Out in the open: putting away the shame we feel about performance anxiety

This is a guest post by violinist and GPD candidate Kaleigh Acord.

Flustered or ComposedOne wave of compassion in the global community these days takes the form of efforts to combat stigma around mental illness. Parts of the ongoing conversation are acknowledging mental health as a valid issue, and helping people not to feel “abnormal,” “weak,” or ostracized because they are struggling.

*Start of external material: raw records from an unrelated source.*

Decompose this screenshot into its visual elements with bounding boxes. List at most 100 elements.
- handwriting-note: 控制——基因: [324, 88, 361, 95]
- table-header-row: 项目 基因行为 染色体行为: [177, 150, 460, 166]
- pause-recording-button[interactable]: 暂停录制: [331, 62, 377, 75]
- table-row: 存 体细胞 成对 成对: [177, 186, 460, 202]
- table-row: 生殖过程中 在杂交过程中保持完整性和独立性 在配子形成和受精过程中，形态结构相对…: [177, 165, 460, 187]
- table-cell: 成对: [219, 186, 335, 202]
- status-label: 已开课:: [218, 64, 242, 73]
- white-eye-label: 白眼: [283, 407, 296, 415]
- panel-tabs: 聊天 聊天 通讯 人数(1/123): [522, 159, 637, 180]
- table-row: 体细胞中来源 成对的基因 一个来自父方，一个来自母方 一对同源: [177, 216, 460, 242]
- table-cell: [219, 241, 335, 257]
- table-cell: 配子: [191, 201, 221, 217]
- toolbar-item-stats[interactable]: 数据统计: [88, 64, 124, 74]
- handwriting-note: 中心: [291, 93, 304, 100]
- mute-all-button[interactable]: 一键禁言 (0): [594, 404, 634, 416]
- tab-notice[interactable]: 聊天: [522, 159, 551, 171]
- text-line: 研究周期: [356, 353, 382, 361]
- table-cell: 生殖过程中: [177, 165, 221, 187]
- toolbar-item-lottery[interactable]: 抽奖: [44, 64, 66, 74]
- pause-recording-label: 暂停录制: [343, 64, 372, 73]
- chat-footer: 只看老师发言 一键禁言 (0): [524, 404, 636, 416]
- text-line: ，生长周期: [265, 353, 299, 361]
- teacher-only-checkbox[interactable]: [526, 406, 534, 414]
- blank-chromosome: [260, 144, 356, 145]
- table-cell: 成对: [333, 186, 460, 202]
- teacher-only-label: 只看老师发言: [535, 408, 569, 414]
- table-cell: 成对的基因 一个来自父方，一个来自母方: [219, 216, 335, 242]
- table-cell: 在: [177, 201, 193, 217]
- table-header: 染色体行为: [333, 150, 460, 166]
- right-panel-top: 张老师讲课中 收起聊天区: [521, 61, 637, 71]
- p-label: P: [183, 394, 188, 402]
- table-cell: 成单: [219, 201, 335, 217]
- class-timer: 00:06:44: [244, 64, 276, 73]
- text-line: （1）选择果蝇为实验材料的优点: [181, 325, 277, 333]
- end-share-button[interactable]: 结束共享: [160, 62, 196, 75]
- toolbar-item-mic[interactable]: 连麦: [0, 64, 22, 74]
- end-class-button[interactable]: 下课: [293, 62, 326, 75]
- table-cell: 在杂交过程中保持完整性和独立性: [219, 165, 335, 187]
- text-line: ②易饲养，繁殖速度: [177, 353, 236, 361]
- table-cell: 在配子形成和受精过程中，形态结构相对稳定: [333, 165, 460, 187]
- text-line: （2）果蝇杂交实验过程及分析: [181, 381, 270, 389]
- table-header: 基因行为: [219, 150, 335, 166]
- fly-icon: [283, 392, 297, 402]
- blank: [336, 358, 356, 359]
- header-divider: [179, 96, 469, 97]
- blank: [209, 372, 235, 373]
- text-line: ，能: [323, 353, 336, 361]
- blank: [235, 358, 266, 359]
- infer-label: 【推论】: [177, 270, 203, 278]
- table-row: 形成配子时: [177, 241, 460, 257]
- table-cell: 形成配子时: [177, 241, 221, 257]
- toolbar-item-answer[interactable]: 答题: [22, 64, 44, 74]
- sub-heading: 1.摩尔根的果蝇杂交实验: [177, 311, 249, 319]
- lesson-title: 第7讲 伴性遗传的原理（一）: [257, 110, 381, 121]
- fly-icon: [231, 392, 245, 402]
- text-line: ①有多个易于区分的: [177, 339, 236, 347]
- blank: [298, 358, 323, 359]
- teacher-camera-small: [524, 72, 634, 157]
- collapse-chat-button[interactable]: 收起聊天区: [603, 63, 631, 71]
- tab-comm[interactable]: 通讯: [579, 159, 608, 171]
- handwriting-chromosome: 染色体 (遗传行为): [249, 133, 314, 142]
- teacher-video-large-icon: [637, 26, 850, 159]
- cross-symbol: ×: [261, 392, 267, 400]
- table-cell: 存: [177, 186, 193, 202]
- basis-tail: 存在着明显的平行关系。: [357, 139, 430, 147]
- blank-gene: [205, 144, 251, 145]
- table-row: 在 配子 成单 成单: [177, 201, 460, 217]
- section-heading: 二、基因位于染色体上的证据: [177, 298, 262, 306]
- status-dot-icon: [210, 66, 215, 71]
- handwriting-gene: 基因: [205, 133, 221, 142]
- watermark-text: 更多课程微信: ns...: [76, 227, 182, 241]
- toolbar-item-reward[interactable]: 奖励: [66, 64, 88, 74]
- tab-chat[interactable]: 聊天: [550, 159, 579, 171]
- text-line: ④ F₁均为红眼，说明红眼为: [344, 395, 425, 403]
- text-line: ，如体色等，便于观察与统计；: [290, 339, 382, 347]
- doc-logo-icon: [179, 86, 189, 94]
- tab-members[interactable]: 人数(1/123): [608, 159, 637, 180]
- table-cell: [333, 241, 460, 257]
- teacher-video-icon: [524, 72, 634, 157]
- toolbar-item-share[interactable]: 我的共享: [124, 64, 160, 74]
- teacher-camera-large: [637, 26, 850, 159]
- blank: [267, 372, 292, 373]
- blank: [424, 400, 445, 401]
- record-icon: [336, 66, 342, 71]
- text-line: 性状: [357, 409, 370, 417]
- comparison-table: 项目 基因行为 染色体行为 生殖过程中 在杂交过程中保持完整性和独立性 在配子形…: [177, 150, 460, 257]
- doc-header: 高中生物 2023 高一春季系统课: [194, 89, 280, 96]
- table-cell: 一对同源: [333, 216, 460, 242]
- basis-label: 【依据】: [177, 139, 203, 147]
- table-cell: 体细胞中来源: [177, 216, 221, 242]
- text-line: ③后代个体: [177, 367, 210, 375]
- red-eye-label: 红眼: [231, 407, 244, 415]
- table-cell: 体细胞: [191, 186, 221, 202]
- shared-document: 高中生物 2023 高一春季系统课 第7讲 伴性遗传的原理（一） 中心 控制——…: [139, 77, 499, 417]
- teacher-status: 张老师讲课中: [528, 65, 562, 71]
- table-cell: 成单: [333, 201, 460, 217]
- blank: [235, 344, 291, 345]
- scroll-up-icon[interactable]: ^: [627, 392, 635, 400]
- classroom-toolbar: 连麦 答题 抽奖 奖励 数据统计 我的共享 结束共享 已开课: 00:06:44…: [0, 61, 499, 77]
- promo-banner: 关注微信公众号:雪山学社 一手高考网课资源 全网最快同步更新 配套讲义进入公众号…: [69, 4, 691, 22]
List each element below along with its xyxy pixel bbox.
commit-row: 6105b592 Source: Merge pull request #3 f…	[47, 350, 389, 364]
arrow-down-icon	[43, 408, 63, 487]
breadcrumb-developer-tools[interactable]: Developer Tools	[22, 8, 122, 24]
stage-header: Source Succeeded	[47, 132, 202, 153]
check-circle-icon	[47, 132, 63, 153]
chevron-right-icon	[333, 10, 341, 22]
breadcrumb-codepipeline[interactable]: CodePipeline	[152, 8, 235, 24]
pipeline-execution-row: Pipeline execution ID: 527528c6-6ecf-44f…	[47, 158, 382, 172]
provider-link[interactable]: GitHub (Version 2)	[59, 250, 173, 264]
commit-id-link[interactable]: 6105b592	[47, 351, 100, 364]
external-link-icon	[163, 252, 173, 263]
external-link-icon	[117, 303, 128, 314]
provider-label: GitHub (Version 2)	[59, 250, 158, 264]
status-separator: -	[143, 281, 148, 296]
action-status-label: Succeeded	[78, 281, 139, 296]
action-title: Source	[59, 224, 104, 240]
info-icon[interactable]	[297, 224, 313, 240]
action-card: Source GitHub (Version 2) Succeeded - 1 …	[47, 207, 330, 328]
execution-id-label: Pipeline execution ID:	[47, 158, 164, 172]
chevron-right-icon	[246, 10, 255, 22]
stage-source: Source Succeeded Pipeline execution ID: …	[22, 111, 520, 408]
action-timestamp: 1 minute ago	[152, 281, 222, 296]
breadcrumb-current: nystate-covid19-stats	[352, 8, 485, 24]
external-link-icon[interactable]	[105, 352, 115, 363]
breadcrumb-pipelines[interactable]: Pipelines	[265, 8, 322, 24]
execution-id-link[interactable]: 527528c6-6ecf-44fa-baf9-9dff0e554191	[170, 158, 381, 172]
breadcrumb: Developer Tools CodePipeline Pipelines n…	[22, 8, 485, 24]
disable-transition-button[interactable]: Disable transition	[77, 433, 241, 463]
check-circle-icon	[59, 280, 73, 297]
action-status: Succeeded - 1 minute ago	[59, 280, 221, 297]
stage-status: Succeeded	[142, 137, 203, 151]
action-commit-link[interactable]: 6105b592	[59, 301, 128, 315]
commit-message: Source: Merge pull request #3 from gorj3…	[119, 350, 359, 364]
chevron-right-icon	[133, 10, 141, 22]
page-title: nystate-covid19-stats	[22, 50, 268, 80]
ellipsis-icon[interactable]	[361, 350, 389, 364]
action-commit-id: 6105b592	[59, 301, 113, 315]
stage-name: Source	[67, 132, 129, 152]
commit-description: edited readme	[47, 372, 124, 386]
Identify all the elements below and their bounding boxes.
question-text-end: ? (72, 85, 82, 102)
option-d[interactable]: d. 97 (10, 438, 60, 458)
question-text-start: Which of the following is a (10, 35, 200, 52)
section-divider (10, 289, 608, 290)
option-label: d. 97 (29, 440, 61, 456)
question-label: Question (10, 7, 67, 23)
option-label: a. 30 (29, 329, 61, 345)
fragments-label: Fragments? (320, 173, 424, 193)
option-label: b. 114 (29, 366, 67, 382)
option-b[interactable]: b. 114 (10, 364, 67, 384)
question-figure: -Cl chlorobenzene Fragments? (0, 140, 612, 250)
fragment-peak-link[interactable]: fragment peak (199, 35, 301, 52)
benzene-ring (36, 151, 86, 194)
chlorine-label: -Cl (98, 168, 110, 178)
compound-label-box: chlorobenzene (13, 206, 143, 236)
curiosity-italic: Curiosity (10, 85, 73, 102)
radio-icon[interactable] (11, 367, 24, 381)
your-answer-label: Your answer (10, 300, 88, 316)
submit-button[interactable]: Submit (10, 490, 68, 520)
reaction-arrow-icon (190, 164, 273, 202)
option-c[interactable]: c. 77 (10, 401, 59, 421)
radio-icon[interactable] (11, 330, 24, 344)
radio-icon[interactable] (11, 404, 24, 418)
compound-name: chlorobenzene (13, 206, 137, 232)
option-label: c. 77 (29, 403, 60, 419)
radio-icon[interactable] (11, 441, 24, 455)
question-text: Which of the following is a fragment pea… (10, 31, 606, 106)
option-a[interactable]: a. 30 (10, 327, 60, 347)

There’s a parallel in the music community. People like film director and producer John Beder are reinvigorating the conversation about performance anxiety. While this is a problem most musicians experience, they tend to downplay it for fear of appearing incompetent in their chosen field. As part of a series of events focused on occupational health and wellness, Peabody hosted a public screening of Beder’s documentary, Composed, on March 15th. The screening was followed by a Q&A with a panel comprising Johns Hopkins psychologists, teaching and performing musicians, and Beder himself. He shared about his own experiences with anxiety as a percussionist, and how his struggles prompted him to leave music. He hopes to begin playing regularly again soon. In the meantime, he put his new trade to use, shedding new light on performance anxiety through film.

Composed begins not where you might expect. String players, wind players, pianists, and conductors from around the world appear in interview clips, speaking about what first drew them to music. They describe innocent wonderment and love. Gradually, the content turns darker. They recount the anguish of getting up on stage, only to feel debilitated and unable to share the music they had diligently practiced. Several mention feelings of inadequacy and being alone: I am the only one with this problem. I guess I just don’t cut it. They wish someone had assured them their problems were normal, valid, and surmountable. Stage fright is examined from physiological and psychological standpoints, as well as a practical one. The musicians explain their choices to take charge of the problem, engaging in trial-and-error to find solutions.

Peabody’s trumpet faculty member Joe Burgstaller was present at the following discussion. He described how every musician should try many things and develop a personalized, holistic routine to combat nerves–not just on the day of the performance, but as routine maintenance. Among options he mentioned were meditation, positive self-talk, and performing often enough to normalize it. Perhaps his most important suggestion, however, was working to shift one’s concept of performing from “proving” yourself, to simply sharing the music because you love it.